La temperatura ambiente era, por decirlo de algún modo, ideal. Además, no corría ni una brizna de viento, ese viento helado del sur que obliga a los hombres a recogerse en sus guaridas; tampoco estaba el sol, ese sol que de tan directo y fuerte quema el rostro en minutos. Delicadas nubes servían de telón de fondo al volcán, a los frondosos árboles, a los pastos resecos del verano, a los zorros que se dejaban caer desde el cerro; una música suave y melodiosa le llegaba a sus oídos desde dentro de la cabaña.
Reparó entonces en que su cuerpo estaba viviendo como si no existiera, oh paradoja.
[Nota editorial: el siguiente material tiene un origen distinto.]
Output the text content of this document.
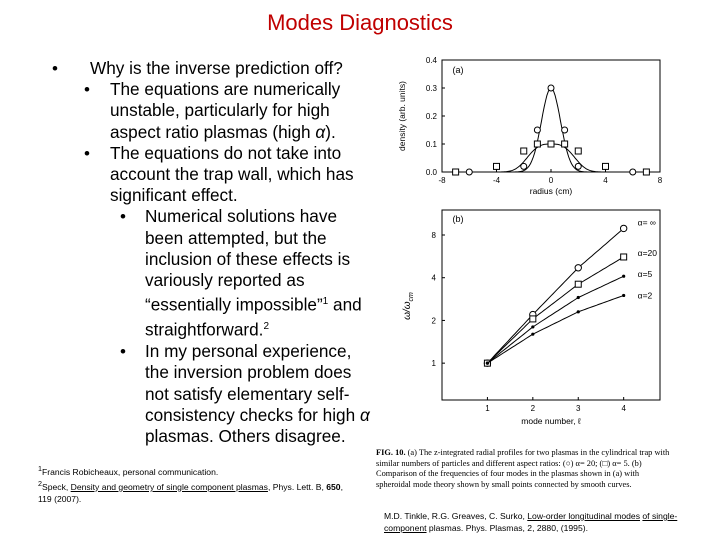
Modes Diagnostics
• Why is the inverse prediction off?
• The equations are numerically unstable, particularly for high aspect ratio plasmas (high α).
• The equations do not take into account the trap wall, which has significant effect.
• Numerical solutions have been attempted, but the inclusion of these effects is variously reported as “essentially impossible”$^1$ and straightforward.$^2$
• In my personal experience, the inversion problem does not satisfy elementary self-consistency checks for high α plasmas. Others disagree.
$^1$Francis Robicheaux, personal communication.
$^2$Speck, Density and geometry of single component plasmas, Phys. Lett. B, 650, 119 (2007).
-8	-4	0	4	8
0.0
0.1
0.2
0.3
0.4
(a)
radius (cm)
density (arb. units)
1	2	3	4
1
2
4
8
(b)
mode number, ℓ
$\omega/\omega_{cm}$
α= ∞
α=20
α=5
α=2
FIG. 10. (a) The z-integrated radial profiles for two plasmas in the cylindrical trap with similar numbers of particles and different aspect ratios: (○) α= 20; (□) α= 5. (b) Comparison of the frequencies of four modes in the plasmas shown in (a) with spheroidal mode theory shown by small points connected by smooth curves.
M.D. Tinkle, R.G. Greaves, C. Surko, Low-order longitudinal modes of single-component plasmas. Phys. Plasmas, 2, 2880, (1995).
Nada lo hacía sentirlo, ningún reclamo le llegaba desde ninguna zona suya, oídos, articulaciones, aparato digestivo, ojos, cuello, garganta, cabeza. Sentirse en un cuerpo así es un prodigio, rarísimas veces ocurre ese fenómeno. Y el inquilino lo estaba experimentando.
Lo más grande de todo era que su mente se hallaba tranquila; por arte de magia no la atacaba tribulación alguna. Las noticias que le llegaban de sus seres queridos eran buenas; sus preocupaciones económicas, especialmente aquellas relacionadas con el porvenir, se habían refugiado en algún cajón secreto de su estantería. Era un momento sin pasado ni futuro.
El inquilino no lograba comprender lo que estaba sintiendo, atendido el caso de que el momento por el que pasaba no tenía nada de extraordinario, aunque alcanzaba a advertir que era algo bueno. Lo extraño de la situación era que bajo circunstancias similares podía ser, y había sido, presa de sensaciones de angustia, de tedio, de malestar, de rechazo a la vida.
Tanto mejor que lo ignorase: esta vez se trataba de un destello de felicidad que atravesaba su ser, lo más sencillo del mundo, como ocurre en algún instante con todas las criaturas de este reino, en el lapso que va de un minuto a otro.